In case you missed it, broker logs are available in MSK now (you can e.g. direct them to an S3 bucket). Perhaps reviewing those would give you enough information to resolve the issue.
I'm not familiar with the Cluster resource type
If you don't add Cluster ACL, all other ACLs are useless as any principal could connect and change ACLs via Kafka admin cluster API (as AWS MSK Kafka allow.everyone.if.no.acl.found == true by default)
@Mongey am I right?
Thanks a lot @larsbrekken Much appreciated. Do you know if this is required as well ?
resource "kafka_acl" "admin_cluster" { resource_name = "*" resource_type = "Cluster" acl_principal = "User:CN=admin-user" acl_operation = "All" acl_permission_type = "Allow" acl_host = "*" }When I try to add it to MSK cluster I get:
kafka_acl.admin_cluster: Creating... Error: kafka server: This most likely occurs because of a request being malformed by the client library or the message was sent to an incompatible broker.
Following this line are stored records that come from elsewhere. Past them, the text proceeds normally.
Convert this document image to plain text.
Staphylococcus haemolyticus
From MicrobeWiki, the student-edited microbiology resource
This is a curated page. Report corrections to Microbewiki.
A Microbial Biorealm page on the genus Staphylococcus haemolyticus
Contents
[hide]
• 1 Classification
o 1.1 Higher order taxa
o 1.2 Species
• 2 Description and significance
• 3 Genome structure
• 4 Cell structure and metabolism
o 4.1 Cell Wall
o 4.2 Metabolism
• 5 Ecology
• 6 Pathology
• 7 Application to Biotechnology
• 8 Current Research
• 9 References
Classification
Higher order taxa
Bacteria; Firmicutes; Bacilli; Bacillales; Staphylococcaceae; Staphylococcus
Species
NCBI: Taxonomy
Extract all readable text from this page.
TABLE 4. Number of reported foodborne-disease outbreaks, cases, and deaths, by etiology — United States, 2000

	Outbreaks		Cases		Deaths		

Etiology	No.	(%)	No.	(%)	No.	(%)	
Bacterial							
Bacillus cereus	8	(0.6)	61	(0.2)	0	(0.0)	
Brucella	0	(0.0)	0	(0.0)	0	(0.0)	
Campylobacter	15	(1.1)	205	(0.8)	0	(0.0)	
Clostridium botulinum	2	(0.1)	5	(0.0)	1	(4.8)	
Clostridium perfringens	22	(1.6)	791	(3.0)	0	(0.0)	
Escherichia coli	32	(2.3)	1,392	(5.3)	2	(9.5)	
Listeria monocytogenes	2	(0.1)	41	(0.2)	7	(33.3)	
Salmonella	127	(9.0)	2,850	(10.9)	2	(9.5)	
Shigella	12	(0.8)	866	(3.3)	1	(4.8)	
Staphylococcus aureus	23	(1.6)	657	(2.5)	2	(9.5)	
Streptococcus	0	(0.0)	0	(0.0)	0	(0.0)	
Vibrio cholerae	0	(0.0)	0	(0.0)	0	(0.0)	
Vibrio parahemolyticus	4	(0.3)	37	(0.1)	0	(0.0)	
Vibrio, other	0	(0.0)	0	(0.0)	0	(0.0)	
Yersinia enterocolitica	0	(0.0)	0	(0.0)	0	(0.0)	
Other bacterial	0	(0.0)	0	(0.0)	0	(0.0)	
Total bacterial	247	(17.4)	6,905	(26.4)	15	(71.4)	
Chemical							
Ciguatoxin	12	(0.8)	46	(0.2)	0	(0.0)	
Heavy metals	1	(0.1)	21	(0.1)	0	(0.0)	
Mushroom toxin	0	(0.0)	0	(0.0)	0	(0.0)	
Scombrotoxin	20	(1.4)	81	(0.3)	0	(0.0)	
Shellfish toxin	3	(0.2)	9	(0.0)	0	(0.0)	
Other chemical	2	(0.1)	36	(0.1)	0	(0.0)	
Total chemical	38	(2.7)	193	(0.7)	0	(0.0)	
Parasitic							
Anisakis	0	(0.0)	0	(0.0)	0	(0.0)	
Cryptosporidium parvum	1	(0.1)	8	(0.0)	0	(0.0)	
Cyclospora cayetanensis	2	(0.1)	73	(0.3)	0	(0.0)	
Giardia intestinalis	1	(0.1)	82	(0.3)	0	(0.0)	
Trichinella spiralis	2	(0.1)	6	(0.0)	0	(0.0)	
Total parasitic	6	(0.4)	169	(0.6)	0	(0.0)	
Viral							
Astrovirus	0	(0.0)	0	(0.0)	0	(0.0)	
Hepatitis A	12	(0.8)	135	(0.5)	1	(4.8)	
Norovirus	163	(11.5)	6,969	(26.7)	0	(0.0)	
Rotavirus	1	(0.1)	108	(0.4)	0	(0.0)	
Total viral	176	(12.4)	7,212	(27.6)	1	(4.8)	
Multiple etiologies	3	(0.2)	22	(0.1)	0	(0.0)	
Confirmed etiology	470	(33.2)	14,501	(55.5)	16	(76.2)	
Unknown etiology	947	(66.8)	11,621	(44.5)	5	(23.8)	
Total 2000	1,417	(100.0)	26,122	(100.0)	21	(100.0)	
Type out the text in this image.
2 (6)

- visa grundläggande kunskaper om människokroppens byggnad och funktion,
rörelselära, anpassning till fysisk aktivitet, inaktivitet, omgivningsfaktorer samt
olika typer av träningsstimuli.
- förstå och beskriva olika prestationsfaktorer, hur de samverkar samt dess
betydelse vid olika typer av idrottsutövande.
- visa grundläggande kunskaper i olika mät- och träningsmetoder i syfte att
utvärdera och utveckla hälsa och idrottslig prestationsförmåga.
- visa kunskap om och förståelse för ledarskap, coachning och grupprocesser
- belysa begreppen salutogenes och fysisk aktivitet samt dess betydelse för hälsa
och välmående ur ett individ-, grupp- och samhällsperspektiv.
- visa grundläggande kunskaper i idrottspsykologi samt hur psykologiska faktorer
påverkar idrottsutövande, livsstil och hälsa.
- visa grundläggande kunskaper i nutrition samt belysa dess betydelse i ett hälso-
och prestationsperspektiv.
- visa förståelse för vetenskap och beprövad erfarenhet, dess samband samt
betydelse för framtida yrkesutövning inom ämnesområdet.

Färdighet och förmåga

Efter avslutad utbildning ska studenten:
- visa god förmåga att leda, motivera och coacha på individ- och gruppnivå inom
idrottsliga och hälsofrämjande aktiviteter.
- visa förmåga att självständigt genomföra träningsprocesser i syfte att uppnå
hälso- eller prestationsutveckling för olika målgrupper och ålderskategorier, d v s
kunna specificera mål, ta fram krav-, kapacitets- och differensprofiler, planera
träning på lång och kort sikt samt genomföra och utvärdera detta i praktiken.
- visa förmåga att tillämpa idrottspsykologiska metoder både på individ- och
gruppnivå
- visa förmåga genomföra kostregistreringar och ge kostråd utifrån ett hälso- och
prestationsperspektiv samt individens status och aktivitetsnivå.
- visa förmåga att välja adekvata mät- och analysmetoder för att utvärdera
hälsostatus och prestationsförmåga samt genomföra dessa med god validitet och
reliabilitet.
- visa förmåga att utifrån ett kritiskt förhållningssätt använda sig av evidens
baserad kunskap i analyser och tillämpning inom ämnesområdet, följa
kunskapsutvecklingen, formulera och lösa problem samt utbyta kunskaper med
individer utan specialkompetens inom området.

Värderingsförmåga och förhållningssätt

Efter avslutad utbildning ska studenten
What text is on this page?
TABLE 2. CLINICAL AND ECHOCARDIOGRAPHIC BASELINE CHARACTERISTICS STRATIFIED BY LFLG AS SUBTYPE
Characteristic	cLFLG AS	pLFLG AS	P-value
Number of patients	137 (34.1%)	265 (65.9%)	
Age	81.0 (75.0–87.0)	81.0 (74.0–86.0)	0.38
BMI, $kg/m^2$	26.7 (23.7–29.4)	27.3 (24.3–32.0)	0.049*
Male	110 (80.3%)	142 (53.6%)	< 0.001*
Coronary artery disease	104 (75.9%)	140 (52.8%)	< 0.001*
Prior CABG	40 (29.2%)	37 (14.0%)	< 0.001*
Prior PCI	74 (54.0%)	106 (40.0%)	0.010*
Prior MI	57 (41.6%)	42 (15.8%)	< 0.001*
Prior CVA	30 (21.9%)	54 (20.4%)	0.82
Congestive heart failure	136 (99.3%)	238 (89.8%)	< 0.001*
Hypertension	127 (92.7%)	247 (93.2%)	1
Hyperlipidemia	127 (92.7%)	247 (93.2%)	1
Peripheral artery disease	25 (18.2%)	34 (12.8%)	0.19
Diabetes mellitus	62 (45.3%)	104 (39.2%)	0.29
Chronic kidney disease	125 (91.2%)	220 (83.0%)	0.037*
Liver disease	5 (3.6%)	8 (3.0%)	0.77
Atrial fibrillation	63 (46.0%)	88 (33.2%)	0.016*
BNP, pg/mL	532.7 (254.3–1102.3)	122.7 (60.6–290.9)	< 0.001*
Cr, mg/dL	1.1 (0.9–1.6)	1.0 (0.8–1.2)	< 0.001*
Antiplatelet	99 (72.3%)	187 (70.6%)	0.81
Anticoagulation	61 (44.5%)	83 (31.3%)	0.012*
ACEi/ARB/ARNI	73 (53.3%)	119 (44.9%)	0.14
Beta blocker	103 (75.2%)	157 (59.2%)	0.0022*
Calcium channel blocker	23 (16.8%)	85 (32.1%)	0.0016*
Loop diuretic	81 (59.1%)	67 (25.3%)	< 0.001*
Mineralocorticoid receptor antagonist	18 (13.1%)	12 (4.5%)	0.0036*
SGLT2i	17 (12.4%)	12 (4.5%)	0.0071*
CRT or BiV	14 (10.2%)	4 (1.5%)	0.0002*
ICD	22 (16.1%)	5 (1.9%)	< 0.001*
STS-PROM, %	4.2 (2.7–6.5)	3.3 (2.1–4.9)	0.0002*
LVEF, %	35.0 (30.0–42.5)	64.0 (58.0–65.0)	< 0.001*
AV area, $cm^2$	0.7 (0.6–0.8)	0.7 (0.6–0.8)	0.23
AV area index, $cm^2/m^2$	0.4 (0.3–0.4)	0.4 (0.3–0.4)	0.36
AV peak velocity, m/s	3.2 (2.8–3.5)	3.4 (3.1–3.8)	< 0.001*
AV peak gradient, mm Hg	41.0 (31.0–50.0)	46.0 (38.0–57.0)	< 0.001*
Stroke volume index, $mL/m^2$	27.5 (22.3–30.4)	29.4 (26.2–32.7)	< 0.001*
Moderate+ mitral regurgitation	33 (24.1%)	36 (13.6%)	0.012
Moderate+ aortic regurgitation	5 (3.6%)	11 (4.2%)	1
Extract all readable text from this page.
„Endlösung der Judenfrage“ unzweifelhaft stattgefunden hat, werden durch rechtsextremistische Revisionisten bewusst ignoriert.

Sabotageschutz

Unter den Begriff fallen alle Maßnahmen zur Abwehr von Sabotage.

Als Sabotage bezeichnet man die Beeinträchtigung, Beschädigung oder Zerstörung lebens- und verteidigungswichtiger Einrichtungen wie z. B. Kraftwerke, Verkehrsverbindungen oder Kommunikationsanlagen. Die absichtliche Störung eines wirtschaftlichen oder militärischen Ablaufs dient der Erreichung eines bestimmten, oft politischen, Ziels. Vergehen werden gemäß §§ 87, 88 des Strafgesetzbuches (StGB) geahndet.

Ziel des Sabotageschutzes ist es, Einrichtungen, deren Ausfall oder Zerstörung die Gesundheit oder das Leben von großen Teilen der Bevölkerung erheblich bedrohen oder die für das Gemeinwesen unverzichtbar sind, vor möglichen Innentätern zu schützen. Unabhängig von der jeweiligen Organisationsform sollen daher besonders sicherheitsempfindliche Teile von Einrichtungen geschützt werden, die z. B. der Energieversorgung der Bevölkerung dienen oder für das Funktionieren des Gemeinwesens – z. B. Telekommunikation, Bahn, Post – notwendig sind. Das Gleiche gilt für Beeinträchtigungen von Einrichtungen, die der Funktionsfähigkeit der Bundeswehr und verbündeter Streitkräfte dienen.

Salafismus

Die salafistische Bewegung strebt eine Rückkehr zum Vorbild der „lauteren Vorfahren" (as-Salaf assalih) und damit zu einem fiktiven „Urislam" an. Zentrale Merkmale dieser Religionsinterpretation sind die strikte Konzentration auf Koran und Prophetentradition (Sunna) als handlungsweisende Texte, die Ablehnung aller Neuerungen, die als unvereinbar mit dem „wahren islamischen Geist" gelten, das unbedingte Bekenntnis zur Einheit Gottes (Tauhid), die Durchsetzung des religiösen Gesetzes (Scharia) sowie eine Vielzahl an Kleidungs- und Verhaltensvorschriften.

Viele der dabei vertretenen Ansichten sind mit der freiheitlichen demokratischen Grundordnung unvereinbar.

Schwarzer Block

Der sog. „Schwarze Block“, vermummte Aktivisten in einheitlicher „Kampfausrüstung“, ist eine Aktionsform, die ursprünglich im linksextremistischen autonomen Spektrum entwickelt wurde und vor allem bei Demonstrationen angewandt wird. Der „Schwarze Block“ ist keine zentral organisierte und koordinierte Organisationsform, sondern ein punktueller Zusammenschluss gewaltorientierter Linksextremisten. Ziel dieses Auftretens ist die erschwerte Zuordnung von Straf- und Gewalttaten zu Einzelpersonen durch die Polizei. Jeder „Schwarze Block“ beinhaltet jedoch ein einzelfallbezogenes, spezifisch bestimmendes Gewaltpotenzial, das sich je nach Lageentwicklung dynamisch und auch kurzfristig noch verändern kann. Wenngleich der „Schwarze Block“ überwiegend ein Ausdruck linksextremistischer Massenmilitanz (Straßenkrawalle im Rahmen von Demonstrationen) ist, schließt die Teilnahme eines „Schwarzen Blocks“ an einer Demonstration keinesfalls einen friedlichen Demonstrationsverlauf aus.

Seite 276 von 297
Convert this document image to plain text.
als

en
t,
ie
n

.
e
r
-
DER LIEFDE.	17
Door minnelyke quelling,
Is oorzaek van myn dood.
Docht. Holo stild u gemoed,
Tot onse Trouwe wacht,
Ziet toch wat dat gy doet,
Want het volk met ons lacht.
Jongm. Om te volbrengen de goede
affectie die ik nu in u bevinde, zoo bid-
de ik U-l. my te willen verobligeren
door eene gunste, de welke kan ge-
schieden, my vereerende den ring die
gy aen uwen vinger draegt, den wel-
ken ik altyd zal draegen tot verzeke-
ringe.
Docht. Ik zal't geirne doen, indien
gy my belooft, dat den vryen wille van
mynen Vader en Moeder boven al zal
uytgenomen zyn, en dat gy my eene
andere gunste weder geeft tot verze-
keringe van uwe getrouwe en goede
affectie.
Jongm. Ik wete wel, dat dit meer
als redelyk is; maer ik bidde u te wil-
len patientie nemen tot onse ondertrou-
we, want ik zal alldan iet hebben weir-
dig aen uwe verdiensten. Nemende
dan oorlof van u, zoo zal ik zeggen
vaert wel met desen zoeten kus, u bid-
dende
See the broker logs for more details. on main.tf line 67, in resource "kafka_acl" "admin_cluster": 67: resource "kafka_acl" "admin_cluster" {
try resource_name as this then your user will have whole cluster level access = ["kafka-cluster"]
@thennati I'm afraid I won't be able to help you with that. It's been a couple of years since I worked on this specifically, and I don't work with Kafka or Terraform at the moment. Good luck, though!